Check to see if the field in the database cumstomername is spelt correctly.
It should probably be customername
Passing the paramter
$cutomername=$_POST['aname'];
SQL
$query="INSERT INTO `assignmentwebprog`.`reservation` (`cumstomername`, `gender`, `phoneno`, `email`, `age`, `typeofcomputerpart`, `option`, `notes`)
VALUES ('$cutomername', '$gender', '$phoneno', '$email', '$age', '$computerpart', '$option1', '$notes')";
Change this line and try:
$qresult = mysql_query($query) or die(mysql_error());
check this :
$query="INSERT INTO reservation (cumstomername, gender, phoneno, email, age, typeofcomputerpart, option, notes)
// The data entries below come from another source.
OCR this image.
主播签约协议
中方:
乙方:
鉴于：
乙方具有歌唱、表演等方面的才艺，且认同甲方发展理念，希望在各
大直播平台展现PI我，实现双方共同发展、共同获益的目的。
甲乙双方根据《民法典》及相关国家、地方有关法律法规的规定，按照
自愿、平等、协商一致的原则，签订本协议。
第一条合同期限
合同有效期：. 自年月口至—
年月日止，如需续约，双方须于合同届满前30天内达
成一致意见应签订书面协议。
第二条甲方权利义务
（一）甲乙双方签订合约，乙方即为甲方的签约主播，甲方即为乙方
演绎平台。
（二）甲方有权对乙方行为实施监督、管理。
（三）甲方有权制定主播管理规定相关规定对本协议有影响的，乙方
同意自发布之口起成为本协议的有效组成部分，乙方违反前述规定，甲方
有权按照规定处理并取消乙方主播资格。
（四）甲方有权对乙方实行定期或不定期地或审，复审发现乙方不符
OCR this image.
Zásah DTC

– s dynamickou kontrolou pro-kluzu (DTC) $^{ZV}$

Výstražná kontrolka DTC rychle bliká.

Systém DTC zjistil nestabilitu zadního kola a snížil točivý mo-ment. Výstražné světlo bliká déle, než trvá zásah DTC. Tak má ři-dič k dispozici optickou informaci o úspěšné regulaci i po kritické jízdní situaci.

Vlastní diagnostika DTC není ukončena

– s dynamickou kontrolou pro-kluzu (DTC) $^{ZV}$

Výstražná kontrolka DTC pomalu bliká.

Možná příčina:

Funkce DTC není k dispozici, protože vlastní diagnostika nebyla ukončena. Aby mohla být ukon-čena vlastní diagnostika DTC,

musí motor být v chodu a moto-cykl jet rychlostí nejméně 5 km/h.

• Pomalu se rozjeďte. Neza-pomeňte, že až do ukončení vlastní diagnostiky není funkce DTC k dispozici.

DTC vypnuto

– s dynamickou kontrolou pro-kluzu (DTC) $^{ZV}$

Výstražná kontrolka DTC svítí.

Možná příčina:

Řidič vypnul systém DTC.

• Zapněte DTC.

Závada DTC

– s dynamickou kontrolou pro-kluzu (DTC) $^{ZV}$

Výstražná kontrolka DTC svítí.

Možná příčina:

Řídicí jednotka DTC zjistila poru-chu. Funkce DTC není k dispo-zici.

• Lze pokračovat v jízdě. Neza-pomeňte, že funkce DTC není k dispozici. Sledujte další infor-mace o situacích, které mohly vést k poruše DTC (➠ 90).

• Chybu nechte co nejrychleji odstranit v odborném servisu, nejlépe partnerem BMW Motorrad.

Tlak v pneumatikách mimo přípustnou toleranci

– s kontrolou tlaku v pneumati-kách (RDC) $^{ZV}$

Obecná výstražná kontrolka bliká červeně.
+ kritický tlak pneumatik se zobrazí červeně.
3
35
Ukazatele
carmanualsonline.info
VALUES ('$cutomername', '$gender', '$phoneno', '$email', '$age', '$computerpart', '$option1', '$notes')";
$qresult = mysql_query($query) or die(mysql_error());
You might have missing something in the $query which is mandatory for the table insertion.
First echo the query on the page. // echo $query ;
Then RUN the query in phpmyadmin and you will get the reason why it is not inserting in the table. See the error there.